Let us try to see how we can implement these conversion operations. Let us implement a small class Rational to hold rational number. We will then define two conversion operations. Int to Rational (an implicit conversion) and Rational to double (an explicit conversion).

class Rational
    int numerator;
    int denominator;

    public Rational(int num, int den)
        numerator = num;
        denominator = den;

    public static implicit operator Rational(int i)
        // since the rational equivalant of an int has 1 as denominator
        Rational rational = new Rational(i, 1);

        return rational;

    public static explicit operator double(Rational r)
        double result = ((double)r.numerator) / r.denominator;
        return result;


And now let us see how we can use these conversion operators to perform actual conversions.

static void Main(string[] args)
    // Conversion from int to rational is implicit
    Rational r1 = 23;

    // Conversion from rational to double is explicit
    Rational r2 = new Rational(3, 2);
    double d = (double)r2;

Before wrapping up, there is one more thing that the beginners should be aware of. there are a lot of helper classes and helper functions available in C# to perform the frequently needed conversions. It is always a good idea to refer to the documentation to achieve the desired conversions before putting in the code for conversions. Following code snippet shows how we can convert string to int using Convert class.
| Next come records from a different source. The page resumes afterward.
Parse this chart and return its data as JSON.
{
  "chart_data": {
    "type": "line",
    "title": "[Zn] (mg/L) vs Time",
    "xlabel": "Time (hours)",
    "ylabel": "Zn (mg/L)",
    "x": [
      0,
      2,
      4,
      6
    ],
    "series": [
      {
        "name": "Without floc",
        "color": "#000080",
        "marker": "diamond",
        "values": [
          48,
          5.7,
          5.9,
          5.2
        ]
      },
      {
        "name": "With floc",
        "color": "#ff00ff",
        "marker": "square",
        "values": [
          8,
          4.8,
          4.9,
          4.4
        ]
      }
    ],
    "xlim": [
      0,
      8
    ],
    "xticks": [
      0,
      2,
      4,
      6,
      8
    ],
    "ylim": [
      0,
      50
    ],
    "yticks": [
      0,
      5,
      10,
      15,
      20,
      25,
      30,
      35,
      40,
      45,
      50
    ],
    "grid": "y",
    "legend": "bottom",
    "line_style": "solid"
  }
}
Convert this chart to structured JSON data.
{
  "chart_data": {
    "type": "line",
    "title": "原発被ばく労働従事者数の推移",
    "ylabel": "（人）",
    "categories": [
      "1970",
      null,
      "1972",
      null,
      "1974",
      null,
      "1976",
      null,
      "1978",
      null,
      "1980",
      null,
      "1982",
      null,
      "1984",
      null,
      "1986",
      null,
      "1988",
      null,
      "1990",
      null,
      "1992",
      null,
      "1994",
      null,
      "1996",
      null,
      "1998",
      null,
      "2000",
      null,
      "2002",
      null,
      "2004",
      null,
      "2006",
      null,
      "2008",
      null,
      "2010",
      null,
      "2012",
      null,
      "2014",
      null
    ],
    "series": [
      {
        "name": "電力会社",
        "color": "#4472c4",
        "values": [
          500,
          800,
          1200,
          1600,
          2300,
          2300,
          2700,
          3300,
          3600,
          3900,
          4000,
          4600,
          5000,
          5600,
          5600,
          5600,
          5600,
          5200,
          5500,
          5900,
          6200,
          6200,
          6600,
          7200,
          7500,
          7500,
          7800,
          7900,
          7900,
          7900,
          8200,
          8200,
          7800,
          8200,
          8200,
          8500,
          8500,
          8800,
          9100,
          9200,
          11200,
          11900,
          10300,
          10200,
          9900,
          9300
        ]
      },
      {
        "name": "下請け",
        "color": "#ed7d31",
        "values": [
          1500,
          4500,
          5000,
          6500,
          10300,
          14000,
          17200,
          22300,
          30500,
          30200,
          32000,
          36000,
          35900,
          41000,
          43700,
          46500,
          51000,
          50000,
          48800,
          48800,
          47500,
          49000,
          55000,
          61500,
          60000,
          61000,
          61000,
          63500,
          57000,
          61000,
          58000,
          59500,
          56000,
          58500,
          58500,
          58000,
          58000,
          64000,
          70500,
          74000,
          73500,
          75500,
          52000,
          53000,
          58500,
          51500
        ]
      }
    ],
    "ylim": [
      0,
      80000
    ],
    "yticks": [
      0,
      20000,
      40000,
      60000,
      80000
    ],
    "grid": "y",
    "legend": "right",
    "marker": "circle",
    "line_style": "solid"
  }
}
static void Main(string[] args)
    string s = "123";

        int i = Convert.ToInt32(s);
    catch (Exception ex)
        // Pokemon exception handling, ideally rectification 
        // code and logging should be done here

Point of interest

Conversion from one type to another is inevitable in any programming language. Knowing the basics about conversions will let us use the right approach in the right scenario. This small article discussed the same about C#. This has been written for the beginners so some of the experienced programmers could find this article futile. nevertheless, I hope this has been informative.